In the south, there is, of course, the volcano: La Soufrière. Still active, in 1976 there was a mass evacuation of the island's residents after an increase in seismic activity suggested an imminent eruption. While the island was deserted, filmmaker Werner Herzeg travelled around the abandoned Basse Terre and tells the story of the one local who refused to leave in his film about the event.
Today, you can ascend the volcano when you want – but best to attempt the climb early in the morning when it is cooler. You will probably be passed by lycra-sporting locals profiting from the steep ascent as a morning workout. And from the summit, on a clear day, it is said you can spot the neighbouring island of Martinique.

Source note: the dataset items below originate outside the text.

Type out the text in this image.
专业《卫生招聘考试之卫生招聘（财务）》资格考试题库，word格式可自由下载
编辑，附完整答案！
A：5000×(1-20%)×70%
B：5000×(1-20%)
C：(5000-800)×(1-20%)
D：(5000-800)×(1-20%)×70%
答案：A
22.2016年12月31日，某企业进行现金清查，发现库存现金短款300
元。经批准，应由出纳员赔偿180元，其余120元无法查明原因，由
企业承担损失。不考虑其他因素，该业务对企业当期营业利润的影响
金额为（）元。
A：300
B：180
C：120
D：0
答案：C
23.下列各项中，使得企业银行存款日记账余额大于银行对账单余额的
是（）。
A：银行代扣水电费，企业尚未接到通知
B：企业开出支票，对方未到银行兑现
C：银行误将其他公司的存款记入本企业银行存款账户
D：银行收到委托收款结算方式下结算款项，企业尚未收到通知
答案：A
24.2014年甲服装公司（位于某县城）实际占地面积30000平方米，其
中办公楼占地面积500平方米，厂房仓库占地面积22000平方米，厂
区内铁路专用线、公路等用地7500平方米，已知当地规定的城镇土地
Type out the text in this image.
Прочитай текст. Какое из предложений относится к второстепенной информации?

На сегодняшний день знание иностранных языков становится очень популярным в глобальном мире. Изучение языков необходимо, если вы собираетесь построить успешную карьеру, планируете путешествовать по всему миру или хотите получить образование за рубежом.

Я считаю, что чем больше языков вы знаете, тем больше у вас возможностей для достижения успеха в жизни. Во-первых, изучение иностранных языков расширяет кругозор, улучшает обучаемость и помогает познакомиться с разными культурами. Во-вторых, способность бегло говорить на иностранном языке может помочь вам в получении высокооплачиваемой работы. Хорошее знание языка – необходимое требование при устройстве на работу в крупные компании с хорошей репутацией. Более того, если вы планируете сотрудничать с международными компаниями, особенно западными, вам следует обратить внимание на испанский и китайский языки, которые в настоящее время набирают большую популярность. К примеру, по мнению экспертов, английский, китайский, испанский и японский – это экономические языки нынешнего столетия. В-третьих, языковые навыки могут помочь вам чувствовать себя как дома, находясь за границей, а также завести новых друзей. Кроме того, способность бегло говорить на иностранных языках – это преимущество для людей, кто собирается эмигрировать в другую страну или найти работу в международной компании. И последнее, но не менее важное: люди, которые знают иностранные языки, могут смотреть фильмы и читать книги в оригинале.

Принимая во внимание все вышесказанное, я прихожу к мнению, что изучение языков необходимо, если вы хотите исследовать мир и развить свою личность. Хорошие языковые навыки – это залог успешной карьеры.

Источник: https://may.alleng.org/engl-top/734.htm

If you feel like escaping the island, why not pay a visit to Les Saintes? One of Guadeloupe's dependencies, Les Saintes are an outrageously photogenic cluster of hilly islands, decked in velvety green vegetation with tastefully painted wooden houses and roads almost exclusively for the use of scooters. From the cutesy flower arrangements to the miniature coves and jetties, it feels almost like a toy island – the perfect place to spend a weekend away from the mainland.
More rustic but equally beautiful is La Désirade, the oldest island of the Lesser Antilles. With its deserted palm-tree-lined beaches, it is a smaller, more rough-and-ready version of Les Saintes, and its easterly rocky outcrop is a popular site for geologists.
Guadeloupe is a rich mélange of influences: African, French, East Indian and Caribbean, a heady cultural cocktail evident in the architecture, the unique Creole cuisine as well as the Creole language itself. But technically it is French. Its capital is Paris, 4,000 miles away, where bananas are cheaper than in Guadeloupe where they are grown. In fact, the high cost of living – the result of France's near monopoly on imports – is at odds with the island's carefree style of living.
Indeed, a c'est pas grave attitude dictates the pace of life in Guadeloupe. Rushing is not a part of the island's vocabulary – to meet at 7.30 pm could just as easily mean 10.30 pm. Perhaps a good thing when there is not much of a public transport network – waiting up to two hours for a bus is considered normal.
But, undeniably, Guadeloupe is worth any traveller's time. It has its problems but despite, and perhaps because of this, it is a fascinating and alluring place. Its ethereal, otherworldly wilderness, its tranquil seaside towns, its rich cultural history, and the plodding pace of island life – it should be a wildly popular Caribbean destination. But perhaps all more special because it's not.